Les affrontements répétés entre milices à Tripoli illustrent clairement l’ampleur des ingérences étrangères et la multiplicité des intérêts régionaux et internationaux, ainsi que l’échec à définir un cadre politique clair et des compétences bien délimitées.

Une explosion sécuritaire imminente ?

L’expert militaire Mohamed Al-Tarhouni estime que la situation sécuritaire à Tripoli reste fragile et dangereuse, en raison de mobilisations continues des groupes armés, malgré un cessez-le-feu récent et précaire sans garanties de stabilité réelle.

Il affirme que le démantèlement et le désarmement des milices constituent un défi crucial à toute solution politique. Ces groupes armés continuent d’imposer une « force coercitive » qui a empêché la tenue des élections, muselé les voix dissidentes et commis de graves violations, dont l’assassinat de figures importantes telles qu’Abdelrahman Milad (Al-Bidja) et Abdelghani Al-Kikli (Gheniwa).

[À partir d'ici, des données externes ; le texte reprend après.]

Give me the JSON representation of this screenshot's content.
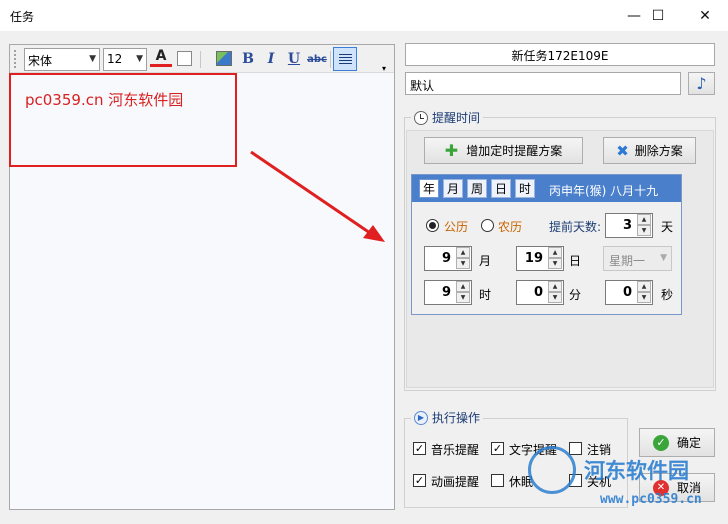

Il met en garde contre la capacité de ces milices à faire exploser la situation à tout moment, notamment si elles sentent qu’elles risquent d’être exclues de la scène politique, compliquant davantage l’unification de l’exécutif.

Une économie sous le feu

Sur le plan économique, l’expert financier Haïtham Bou Bakr Al-Obaidi considère que l’attaque contre la Compagnie nationale de pétrole par une milice constitue une violation directe de l’accord de répartition des postes entre les parties libyennes, notamment celui de Bouznika, qui attribuait la gestion de cette institution à l’Est du pays.

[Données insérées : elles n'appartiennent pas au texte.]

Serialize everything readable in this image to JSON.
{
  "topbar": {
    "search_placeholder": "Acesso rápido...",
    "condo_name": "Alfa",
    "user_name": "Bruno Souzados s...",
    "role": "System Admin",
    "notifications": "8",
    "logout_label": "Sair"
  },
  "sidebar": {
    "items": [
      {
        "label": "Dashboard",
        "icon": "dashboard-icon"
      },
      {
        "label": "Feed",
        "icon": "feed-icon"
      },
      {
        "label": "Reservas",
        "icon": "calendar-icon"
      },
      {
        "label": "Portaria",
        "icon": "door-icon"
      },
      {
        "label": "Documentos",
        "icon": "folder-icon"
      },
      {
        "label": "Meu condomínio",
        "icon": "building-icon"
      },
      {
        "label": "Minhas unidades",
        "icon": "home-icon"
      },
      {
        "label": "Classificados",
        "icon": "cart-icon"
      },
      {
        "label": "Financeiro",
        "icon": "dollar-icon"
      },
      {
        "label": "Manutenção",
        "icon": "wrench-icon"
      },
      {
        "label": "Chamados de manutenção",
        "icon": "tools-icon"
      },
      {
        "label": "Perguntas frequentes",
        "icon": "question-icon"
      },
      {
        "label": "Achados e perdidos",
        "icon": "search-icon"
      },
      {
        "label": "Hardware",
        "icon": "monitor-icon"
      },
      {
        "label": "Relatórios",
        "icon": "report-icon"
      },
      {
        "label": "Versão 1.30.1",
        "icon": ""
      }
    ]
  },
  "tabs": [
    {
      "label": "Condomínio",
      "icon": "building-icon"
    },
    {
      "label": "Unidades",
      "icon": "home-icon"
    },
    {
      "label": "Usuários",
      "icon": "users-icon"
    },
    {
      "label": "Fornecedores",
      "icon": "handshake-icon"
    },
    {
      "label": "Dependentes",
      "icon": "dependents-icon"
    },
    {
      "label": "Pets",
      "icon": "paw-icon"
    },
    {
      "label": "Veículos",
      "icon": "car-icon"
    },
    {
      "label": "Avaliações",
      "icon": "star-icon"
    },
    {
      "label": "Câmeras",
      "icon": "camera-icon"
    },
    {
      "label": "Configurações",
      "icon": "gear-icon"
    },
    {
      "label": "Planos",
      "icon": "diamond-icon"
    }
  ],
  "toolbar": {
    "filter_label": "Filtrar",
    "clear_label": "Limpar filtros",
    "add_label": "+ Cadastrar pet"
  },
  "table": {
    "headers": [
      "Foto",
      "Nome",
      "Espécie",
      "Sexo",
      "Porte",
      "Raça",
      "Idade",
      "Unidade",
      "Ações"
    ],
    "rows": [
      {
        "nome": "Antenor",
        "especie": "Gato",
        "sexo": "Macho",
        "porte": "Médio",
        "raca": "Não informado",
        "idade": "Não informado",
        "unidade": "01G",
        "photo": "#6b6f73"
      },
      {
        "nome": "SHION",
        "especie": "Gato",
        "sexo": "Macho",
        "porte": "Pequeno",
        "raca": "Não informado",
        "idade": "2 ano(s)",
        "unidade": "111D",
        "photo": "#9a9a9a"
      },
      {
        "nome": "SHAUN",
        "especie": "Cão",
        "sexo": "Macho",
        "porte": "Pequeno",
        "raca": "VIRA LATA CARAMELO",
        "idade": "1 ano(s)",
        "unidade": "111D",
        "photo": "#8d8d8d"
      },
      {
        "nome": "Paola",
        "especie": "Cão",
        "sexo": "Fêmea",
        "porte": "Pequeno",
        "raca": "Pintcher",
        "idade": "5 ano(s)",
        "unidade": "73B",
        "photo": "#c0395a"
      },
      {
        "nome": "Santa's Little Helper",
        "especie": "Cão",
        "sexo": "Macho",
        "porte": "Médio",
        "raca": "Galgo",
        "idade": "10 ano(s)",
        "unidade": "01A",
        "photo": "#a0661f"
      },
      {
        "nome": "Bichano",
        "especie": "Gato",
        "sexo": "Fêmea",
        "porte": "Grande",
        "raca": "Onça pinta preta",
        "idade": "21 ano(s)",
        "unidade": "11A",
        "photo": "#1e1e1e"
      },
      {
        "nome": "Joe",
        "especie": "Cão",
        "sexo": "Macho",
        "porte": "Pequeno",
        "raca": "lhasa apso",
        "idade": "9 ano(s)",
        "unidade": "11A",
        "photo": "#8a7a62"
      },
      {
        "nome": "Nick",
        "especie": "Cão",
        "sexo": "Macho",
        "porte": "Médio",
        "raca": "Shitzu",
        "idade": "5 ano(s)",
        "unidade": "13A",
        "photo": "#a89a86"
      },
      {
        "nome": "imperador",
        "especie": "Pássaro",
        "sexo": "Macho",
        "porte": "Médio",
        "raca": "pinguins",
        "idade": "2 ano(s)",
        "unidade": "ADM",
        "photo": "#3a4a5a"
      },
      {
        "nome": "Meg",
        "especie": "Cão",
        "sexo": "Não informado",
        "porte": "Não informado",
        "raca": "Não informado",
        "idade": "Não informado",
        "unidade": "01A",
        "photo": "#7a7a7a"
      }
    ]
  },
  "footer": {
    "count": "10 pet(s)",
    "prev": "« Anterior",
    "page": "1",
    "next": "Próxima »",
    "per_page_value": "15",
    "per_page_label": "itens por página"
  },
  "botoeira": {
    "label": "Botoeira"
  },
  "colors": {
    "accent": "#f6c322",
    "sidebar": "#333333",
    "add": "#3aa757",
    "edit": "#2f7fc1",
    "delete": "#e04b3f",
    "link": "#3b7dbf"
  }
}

Il explique que ces menaces ont poussé le Parlement et le gouvernement libyen à envisager de déclarer l’état de force majeure ou de transférer le siège de l’institution à Benghazi, dans un climat de colère face à la persistance du sabotage des institutions souveraines.

Al-Obaidi révèle également que la Banque centrale libyenne a déjà signalé des retards dans le transfert des recettes pétrolières vers les comptes officiels, laissant entrevoir une faille volontaire dans les circuits de transparence financière, et possiblement une tentative de « redéfinir les équilibres de partage » au sein des institutions clés.

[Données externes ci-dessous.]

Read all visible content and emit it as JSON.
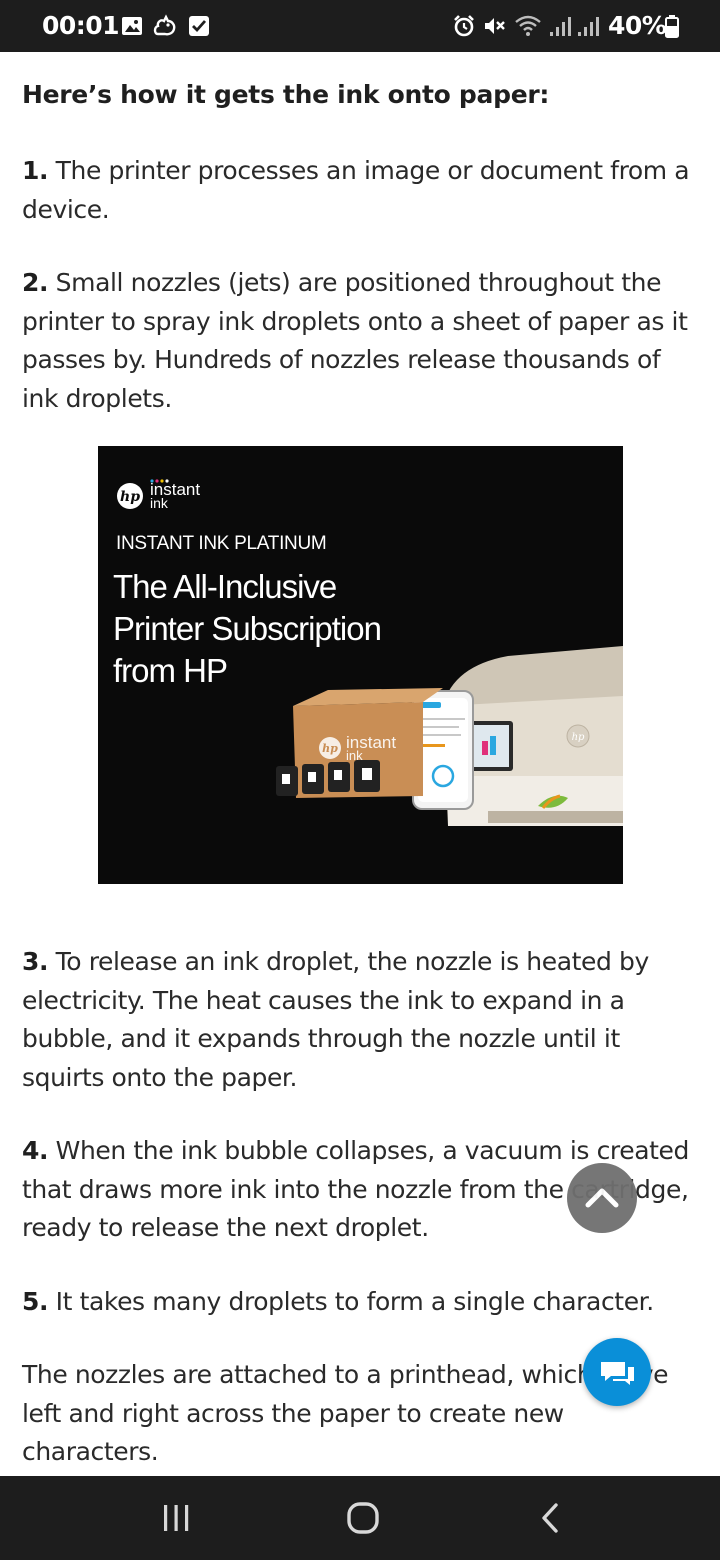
{
  "status_bar": {
    "time": "00:01",
    "battery_percent": "40%",
    "left_icons": [
      "gallery-icon",
      "squirrel-icon",
      "checkbox-icon"
    ],
    "right_icons": [
      "alarm-icon",
      "mute-icon",
      "wifi-icon",
      "signal-icon",
      "signal-icon",
      "battery-icon"
    ]
  },
  "article": {
    "heading": "Here’s how it gets the ink onto paper:",
    "steps": [
      {
        "number": "1.",
        "text": " The printer processes an image or document from a device."
      },
      {
        "number": "2.",
        "text": " Small nozzles (jets) are positioned throughout the printer to spray ink droplets onto a sheet of paper as it passes by. Hundreds of nozzles release thousands of ink droplets."
      },
      {
        "number": "3.",
        "text": " To release an ink droplet, the nozzle is heated by electricity. The heat causes the ink to expand in a bubble, and it expands through the nozzle until it squirts onto the paper."
      },
      {
        "number": "4.",
        "text": " When the ink bubble collapses, a vacuum is created that draws more ink into the nozzle from the cartridge, ready to release the next droplet."
      },
      {
        "number": "5.",
        "text": " It takes many droplets to form a single character."
      }
    ],
    "closing": "The nozzles are attached to a printhead, which move left and right across the paper to create new characters."
  },
  "ad": {
    "logo_brand": "hp",
    "logo_line1": "instant",
    "logo_line2": "ink",
    "tag": "INSTANT INK PLATINUM",
    "headline_lines": [
      "The All-Inclusive",
      "Printer Subscription",
      "from HP"
    ],
    "box_line1": "instant",
    "box_line2": "ink",
    "background": "#0a0a0a"
  },
  "floating": {
    "scroll_top_icon": "chevron-up-icon",
    "chat_icon": "chat-bubbles-icon",
    "chat_color": "#0a8fd8"
  },
  "nav_bar": {
    "buttons": [
      "recents-icon",
      "home-icon",
      "back-icon"
    ]
  }
}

Il ajoute que la tentative récente de Gheniwa de prendre le contrôle de la société des télécommunications, suivie de son assassinat, a provoqué l’explosion de la situation dans la capitale, face à des efforts acharnés des milices pour étendre leur domination sur toutes les institutions vitales.

Colère populaire

En pleine crise, des manifestations populaires ont éclaté à Tripoli. Les slogans scandés expriment clairement un rejet de la mainmise des milices sur les richesses de l’État, et réclament justice ainsi qu’une répartition équitable des revenus, sans récupération politique ou idéologique.

Des observateurs estiment que ces protestations spontanées et pacifiques incarnent une voix authentique reflétant la colère du peuple face à la persistance du chaos. Ils appellent à la démilitarisation, à l’unification des institutions de l’État, et à l’ouverture d’un processus électoral transparent qui rendra la souveraineté au peuple libyen.